The substance in the bag, upon inspection, resembled a large misshapen pebble. We rolled ourselves smokes sitting on the patio furniture of some café and passed the compound back and forth, taking turns sniffing and licking it in those most primitive forms of chemical analysis. It had no smell I could discern and either no taste or was not soluble in saliva, which may come to the same thing. I found something minatory in its inertness.

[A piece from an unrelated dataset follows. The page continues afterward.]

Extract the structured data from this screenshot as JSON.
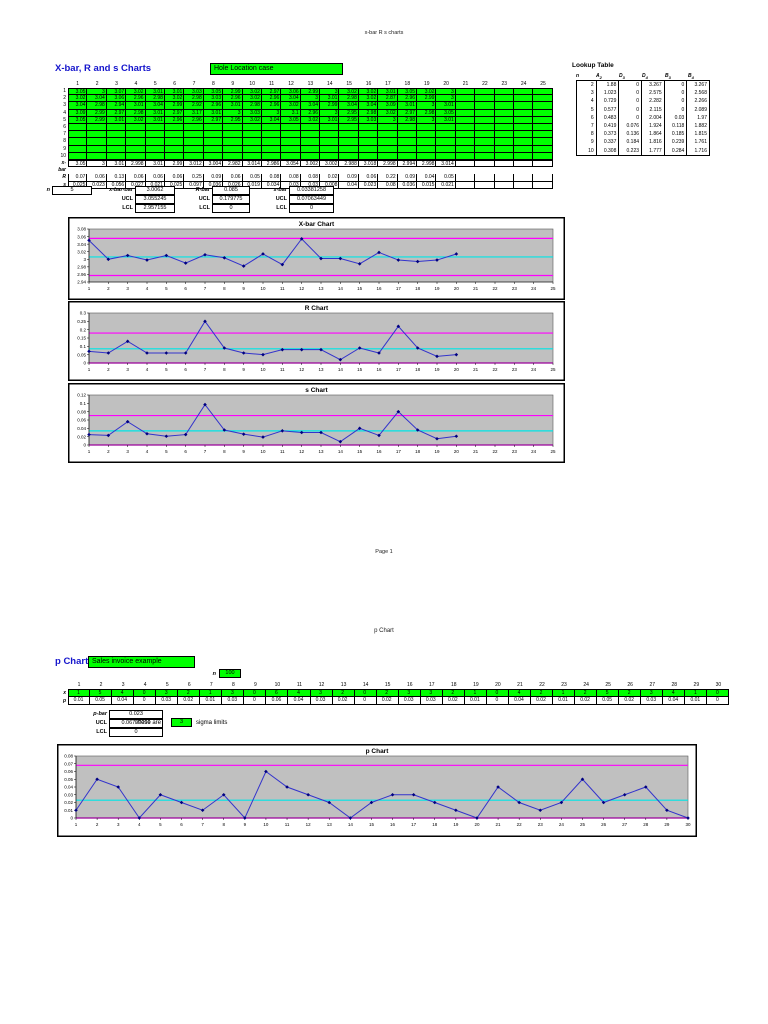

We walked back to Gaby’s car licking our little drug rock. Her car disappointingly did not seem to be where we’d left it. It was also true that neither of us knew where that was, precisely, and that technically it was her mother’s car. But the most disheartening thing was that the downtown looked to have been swept of cars, and people too for that matter. A traffic light ran through its sequence without advising a single driver. The chill wind funneled down the street between the palisades of buildings. And I wondered why I was wearing a T-shirt before remembering that it was summer, almost two a.m. We wandered around for a while, contemplating what one did without a car and just a crack rock that was probably meth. It finally dawned on us to call the police. They were terribly helpful when we got through and didn’t even seem concerned that the last thing we should be helped to locate just then was a car, and soon enough we were in a taxi crossing a bridge into the blighted outskirts of the city, a lifeless district saved from total darkness only by the sodic security lights of warehouses and irradiated signs of fast-food restaurants. Our cabbie, whose first name I had found reason to use no less than fifteen times on our short trip, did not seem as remorseful as I would have hoped about depositing us before a feral wraith of a man leaning against a colossal towing rig.
“Toyota, yep,” the man said.
“Toyota’s a pretty common car,” Gaby said. “How do we know you have ours?”
“I got Toyotas.”
Gaby and I glanced at each other.
“That’s really not the most reassuring answer.”
Now that he had stepped from the rig’s shadow I could see the man’s face. It might have been handsome if not for an elaborate pigmentary marking that gave it a marled look, streaks of dark nevi fanning out like comet tails below the stringy hair that fell across it. There was something vaguely regal in his bearing, I thought, a hunched, big-boned quality, like the awkward limbedness of a mantis.